Over the full swing, there is very little variation in the mean clubhead kinematics using each shaft. In fact, the mean clubhead speeds only started diverging approximately 100 ms before impact, as shown in Figure 2b. Upon further investigation, it was found that shaft bending dynamics played a role in this divergence. Figure 2c demonstrates that lag deflection was sustained longer using a higher balance point, resulting in an increase in kick velocity approaching impact, as shown by Figure 2d (lead/lag deflection are defined in [1], kick velocity is the derivative of lead/lag deflection with respect to time). The difference in mean kick velocity at impact between shafts A and C was 0.32 m/s, which exceeded the mean difference in clubhead speed (0.1 m/s). An explanation for why the increase in kick velocity did not translate to increased clubhead speed could be attributed to the difference in the mean angular speed of the grip at impact, which was 0.4 rad/s less using shaft C compared to shaft A.

4. Discussion

The effects of the shaft balance point on the generation of clubhead speed were investigated using a dynamic golfer model. The model provides precise control over the shaft parameters and allows the effects of the balance point to be decoupled from other shaft characteristics, such as total mass and stiffness profile. The simulation results demonstrate that a higher balance point (i.e., closer to the grip) could potentially provide an increase in clubhead speed at impact. Comparing shafts B and C, which had a difference in balance point of 18.8 cm, a 1.6% increase in mean clubhead speed is observed. To put this result into perspective, Werner and Greig [14] found that reducing shaft mass from 120 to 50 g, which is analogous to switching shaft material from steel to graphite, resulted in a 2% increase in clubhead speed.
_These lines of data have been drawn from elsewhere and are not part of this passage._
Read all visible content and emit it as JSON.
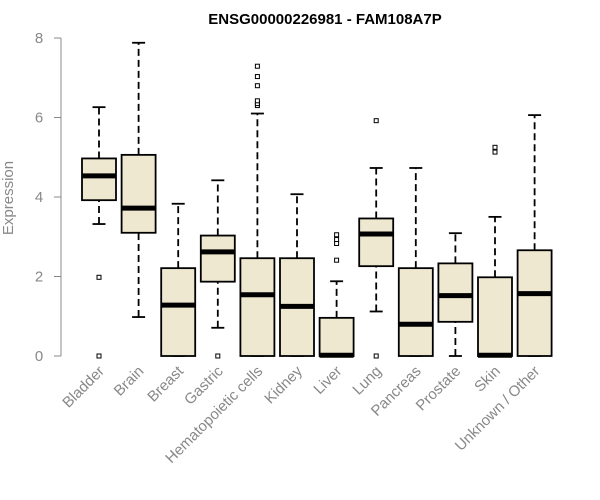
{
  "chart_data": {
    "type": "boxplot",
    "title": "ENSG00000226981 - FAM108A7P",
    "ylabel": "Expression",
    "xlabel": "",
    "ylim": [
      0,
      8
    ],
    "yticks": [
      0,
      2,
      4,
      6,
      8
    ],
    "grid": false,
    "colors": {
      "box_fill": "#efe8d0",
      "box_stroke": "#000000",
      "axis": "#888888"
    },
    "categories": [
      "Bladder",
      "Brain",
      "Breast",
      "Gastric",
      "Hematopoietic cells",
      "Kidney",
      "Liver",
      "Lung",
      "Pancreas",
      "Prostate",
      "Skin",
      "Unknown / Other"
    ],
    "boxes": [
      {
        "q1": 3.92,
        "median": 4.53,
        "q3": 4.97,
        "whisker_low": 3.32,
        "whisker_high": 6.26,
        "outliers": [
          1.98,
          0.0
        ]
      },
      {
        "q1": 3.1,
        "median": 3.72,
        "q3": 5.06,
        "whisker_low": 0.98,
        "whisker_high": 7.88,
        "outliers": []
      },
      {
        "q1": 0.0,
        "median": 1.28,
        "q3": 2.21,
        "whisker_low": 0.0,
        "whisker_high": 3.83,
        "outliers": []
      },
      {
        "q1": 1.87,
        "median": 2.62,
        "q3": 3.03,
        "whisker_low": 0.71,
        "whisker_high": 4.42,
        "outliers": [
          0.0
        ]
      },
      {
        "q1": 0.0,
        "median": 1.54,
        "q3": 2.46,
        "whisker_low": 0.0,
        "whisker_high": 6.1,
        "outliers": [
          6.3,
          6.35,
          6.42,
          6.8,
          7.03,
          7.29
        ]
      },
      {
        "q1": 0.0,
        "median": 1.25,
        "q3": 2.46,
        "whisker_low": 0.0,
        "whisker_high": 4.07,
        "outliers": []
      },
      {
        "q1": 0.0,
        "median": 0.02,
        "q3": 0.96,
        "whisker_low": 0.0,
        "whisker_high": 1.88,
        "outliers": [
          2.41,
          2.83,
          2.93,
          3.05
        ]
      },
      {
        "q1": 2.26,
        "median": 3.07,
        "q3": 3.46,
        "whisker_low": 1.12,
        "whisker_high": 4.73,
        "outliers": [
          5.92,
          0.0
        ]
      },
      {
        "q1": 0.0,
        "median": 0.8,
        "q3": 2.21,
        "whisker_low": 0.0,
        "whisker_high": 4.73,
        "outliers": []
      },
      {
        "q1": 0.86,
        "median": 1.52,
        "q3": 2.33,
        "whisker_low": 0.0,
        "whisker_high": 3.09,
        "outliers": []
      },
      {
        "q1": 0.0,
        "median": 0.02,
        "q3": 1.98,
        "whisker_low": 0.0,
        "whisker_high": 3.5,
        "outliers": [
          5.13,
          5.25
        ]
      },
      {
        "q1": 0.0,
        "median": 1.57,
        "q3": 2.66,
        "whisker_low": 0.0,
        "whisker_high": 6.06,
        "outliers": []
      }
    ]
  }
}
As the primary goal of driver design is to maximize carry distance, small gains in clubhead speed can provide a competitive edge to golf equipment manufacturers.

Investigating the nature of the clubhead speed increase, it was found that shaft bending dynamics play a role, despite the fact that the shafts had identical stiffness profiles. It is hypothesized that the different mass distributions may have alter the shaft kick points, which in turn leads to differences in kick velocity at impact. Notably, while shaft C produces greater kick velocity at impact than shaft A, this contribution to clubhead speed is moderated by lower grip angular speed. This trade-off was previously observed in the shaft stiffness experiments of MacKenzie and Boucher [3]. As with any simulation results, it is important to validate the findings using actual experiments.

The clubhead speed at impact also correlates inversely with the rotational inertia of the shaft about the butt, $I_b$. However, since $I_b$ is inherently tied to the balance point in this study, this result is trivial. In future research, the rotational inertia of the shaft could be decoupled from the balance point using a common shaft geometry and different material densities. Then, a point mass could be added to the butt of the shaft to vary the balance point without affecting the rotational inertia.

5. Conclusions

A dynamic golfer model was used to investigate the influence of the shaft balance point on the generation of clubhead speed. The golfer model was stochastically optimized using three hypothetical shaft designs that had different balance points but the same total mass and stiffness. The simulation results show that the clubhead speed at impact tended to increase as the shaft balance point moved closer to the grip. Given the limitations of the dynamic golfer model, follow-up golf swing experiments are recommended to verify the validity of these findings.